Nie definiowano oczywiście formalnie konieczności wyposażania samolotów eksportowych w mocniejsze silniki, ale przestrzegano tej normy bardzo skrupulatnie. Podobnie konsekwentnie poprzestawano na silnikach chłodzonych powietrzem. Ale już dopuszczano mieszaną konstrukcję zamienników typów podstawowych (np. LWS-6 Żubr). Zasady te interpretować należy bardzo dosłownie i powiedziałbym nawet, że w duchu paranoiczno-statystycznym.

Jeśli chcemy zrozumieć, dlaczego nie uzbrojono naszego lotnictwa w myśliwce PZL P-24, dlaczego nie wprowadzono działek 20 mm Oerlikon, itp. tu tu jest jasne wyjaśnienie.

Pościgowce zamiast myśliwców

Wśród badaczy nikt nie zadaje sobie pytania: czy podjęcie tak radykalnych decyzji jak oparcie lotnictwa wyłącznie na samolotach metalowych miało sens? Podobnie z silnikami chłodzonymi powietrzem. Czy nie ograniczało to możliwości? Np. Podlaska Wytwórnia Samolotów (PWS) nie mogła dostarczać już samolotów pierwszoliniowych, produkowała bowiem samoloty o konstrukcji mieszanej. DH Mosquito również by u nas nie mógł powstać z przyczyn formalnych. Hawker Hurricane, początkowo częściowo kryty płótnem też nie spełniał naszych wymagań.

Koncepcja nowego samolotu ukształtowała się w roku 1934. Miał to być samolot dwusilnikowy, z załogą dwuosobową, jednopłatowiec wolnonośny. Uzbrojony w działko, karabiny maszynowe i bombę stanowił próbę wcielenia w życie douhetowskiej idei samolotu bitewnego. Idea ta skonkretyzowała się w postaci projektu PZL-38 Wilk. Przy tej okazji pojawia się kilka pojęć, jak „pościgowiec”, „myśliwiec”, „myśliwiec górny”, „myśliwiec dolny”, „samolot liniowy nowego wzoru”. Roztrząsanie ich pozbawione jest większego sensu. Polska jako jedyny kraj zrezygnowała bowiem z posiadania typowych myśliwców: jednomiejscowych, z uzbrojeniem strzelającym do przodu, zdolnych do walki ze swoimi odpowiednikami. Supermarine Spitfire, Bf 109, Morane Saulnier MS 406, I 16...

PZL-38 Wilk

Wilk miał atakować wrogie bombowce uzbrojeniem w przodzie kadłuba, natomiast z myśliwcami miał walczyć uzbrojeniem strzeleckim strzelającym do tyłu. W normalnej walce strzelec z tyłu jest zbędnym balastem, gdyż może skutecznie operować tylko przy locie pozbawionym gwałtownych manewrów.

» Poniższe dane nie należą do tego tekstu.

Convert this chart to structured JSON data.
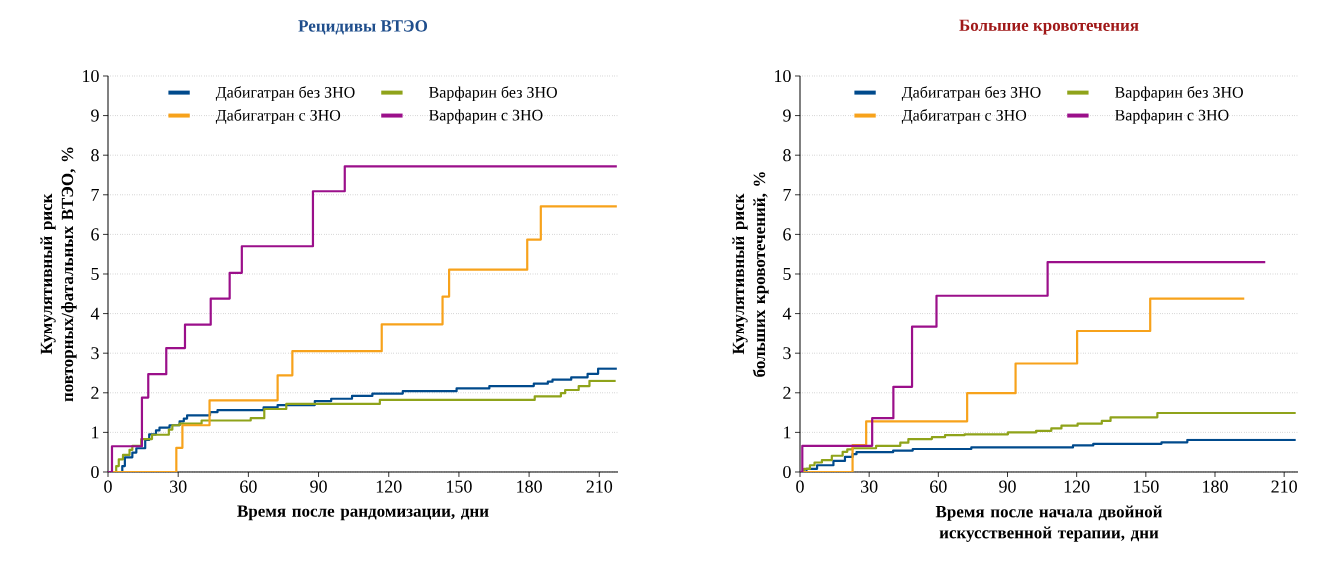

Cień sensu ma tu podział na myśliwce i pościgowce. Pościgowce miały osiągać dużą prędkość i mieć silne uzbrojenie, zwrotność miała być słaba. I takim samolotem miał być Wilk. Nie był jednak w stanie zastąpić lekkich bombowców Nie było dla niego stosownych bomb, gdyż istniejące mogły być zrzucane z prędkością najwyżej 200 km/h.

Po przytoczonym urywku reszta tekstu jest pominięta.